While refinancing homes is a much more lucrative business for banks, many of the same banks and even credit card companies which offers mortgage refinance also offer auto refinancing. While this might seem strange, it is becoming more and more prevalent as auto loans begin to have longer and longer payment terms and the value of vehicles increase. Where once a 60 month loan was considered long term, there are now auto loans which extend the payments for as long as 84 months, a seven year repayment term!


So, should you refinance?


One way to know that you should refinance is if your vehicle is at least three years into your repayment term, and your credit score has significantly increased since you bought the car. This might be the case if you paid off a student loan or two, or paid off a credit card. Auto loan interest rates tend to be higher for consumers with a high average debt load, while the rates are typically lower for consumers who don’t carry as much debt. This presents you with a great opportunity to cut your auto loan interest rate significantly.


What if you’ve still got a heavy debt load?


If you still carry a lot of debt, then the refinance process is a bit trickier, but still might be obtainable if you’ve been diligent about paying your loans and bills on time. A consistent track record of on-time payments can have just as much a positive impact on your credit score, and thus your ability to obtain favorable refinancing terms, as paying off old debt. In some cases, it can be an even better indicator of your credit worthiness. This tells lenders that you care about your credit score and are responsible enough to meet your obligations, which makes you a good risk in the eyes of the lender.

If you’ve missed payments, however, you should be prepared for a shock.
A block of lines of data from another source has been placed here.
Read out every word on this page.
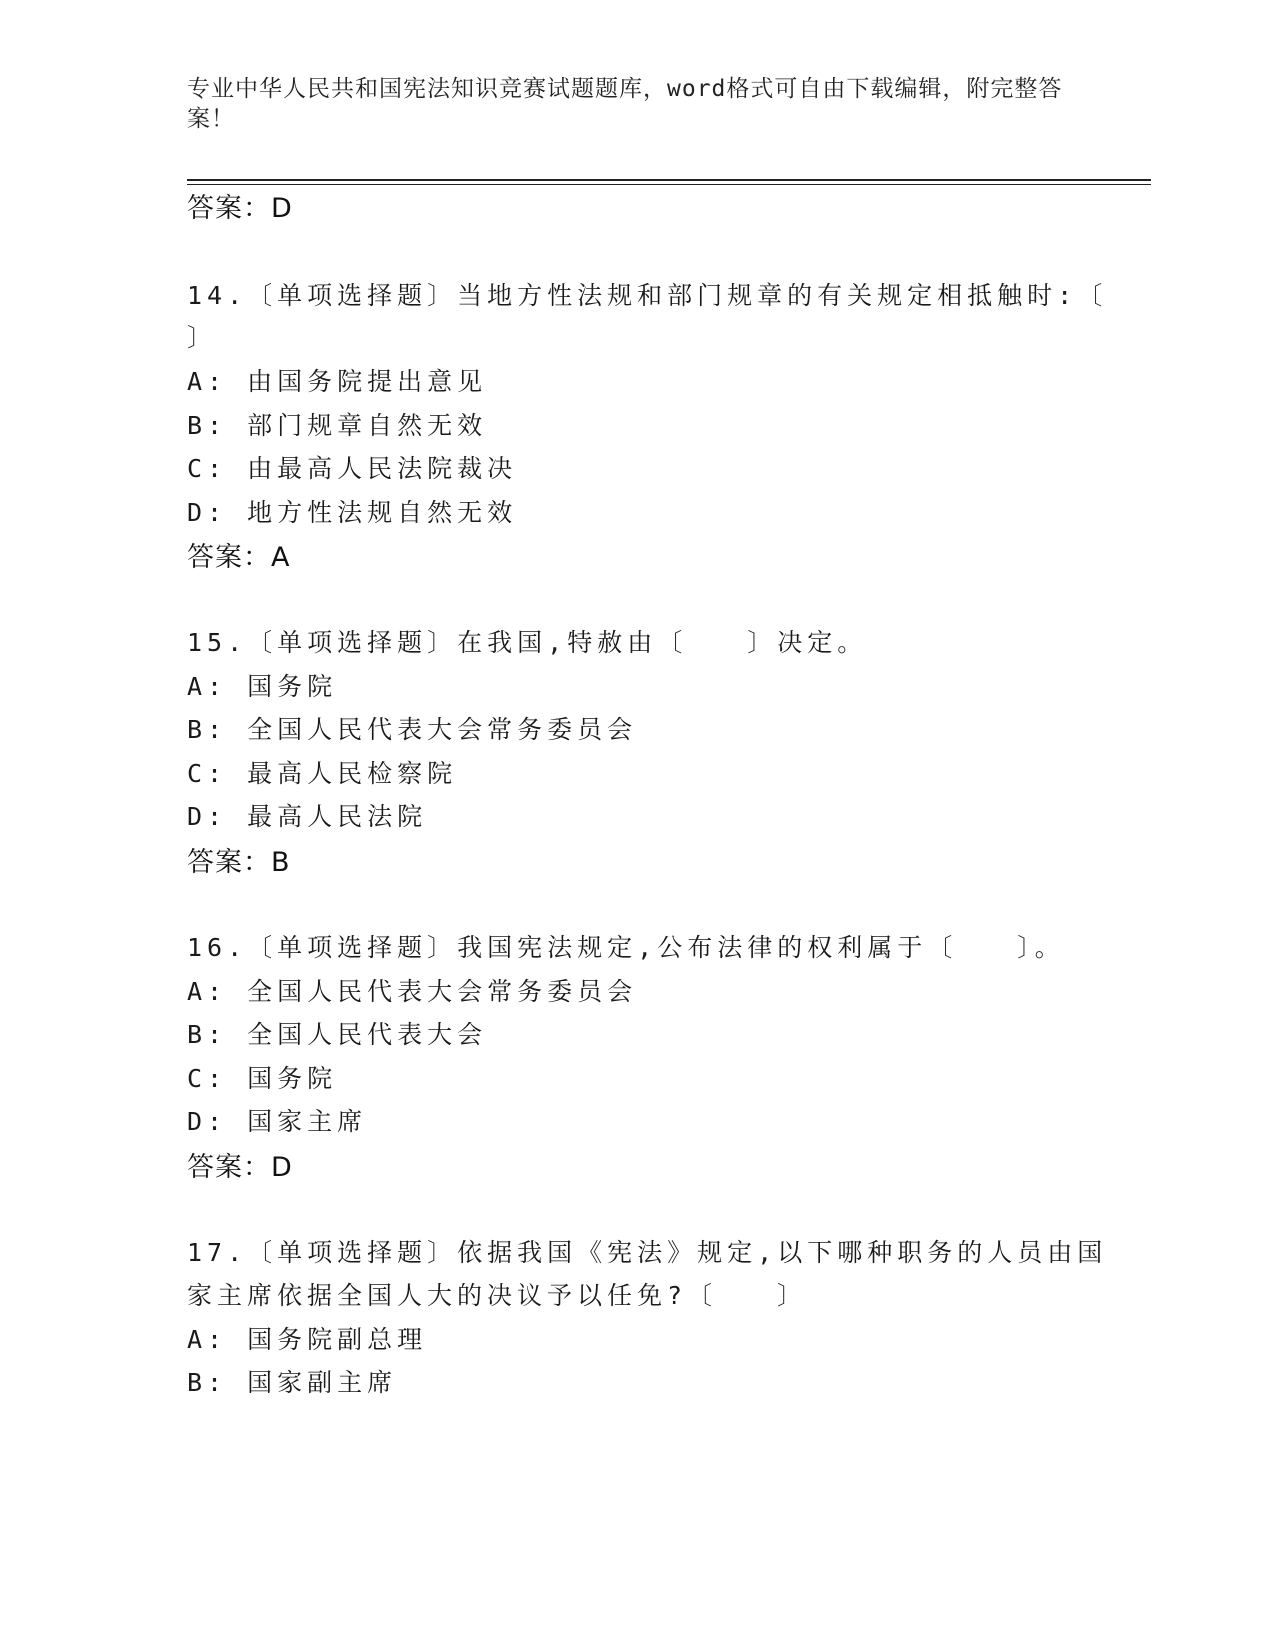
专业中华人民共和国宪法知识竞赛试题题库，word格式可自由下载编辑，附完整答案！
答案：D
14.〔单项选择题〕当地方性法规和部门规章的有关规定相抵触时:〔
〕
A: 由国务院提出意见
B: 部门规章自然无效
C: 由最高人民法院裁决
D: 地方性法规自然无效
答案：A
15.〔单项选择题〕在我国,特赦由〔　　〕决定。
A: 国务院
B: 全国人民代表大会常务委员会
C: 最高人民检察院
D: 最高人民法院
答案：B
16.〔单项选择题〕我国宪法规定,公布法律的权利属于〔　　〕。
A: 全国人民代表大会常务委员会
B: 全国人民代表大会
C: 国务院
D: 国家主席
答案：D
17.〔单项选择题〕依据我国《宪法》规定,以下哪种职务的人员由国
家主席依据全国人大的决议予以任免?〔　　〕
A: 国务院副总理
B: 国家副主席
Because of the nature of auto loans, even a few late or missed payments can cause you to be turned down for refinancing loans or even cause you to qualify for loans which have a higher interest rate than the loan you’re trying to refinance.


So when should you consider a refinance based on your current finances


For that question, I’ll defer to someone who knows a lot more about money management than me.

The last word


Auto loan refinance is a great idea for some consumers, but can be tricky to handle if not downright impossible for consumers with less than perfect credit. Check with your banker before you completely rule out the possibility, however. After all, if you don’t try, you can never succeed.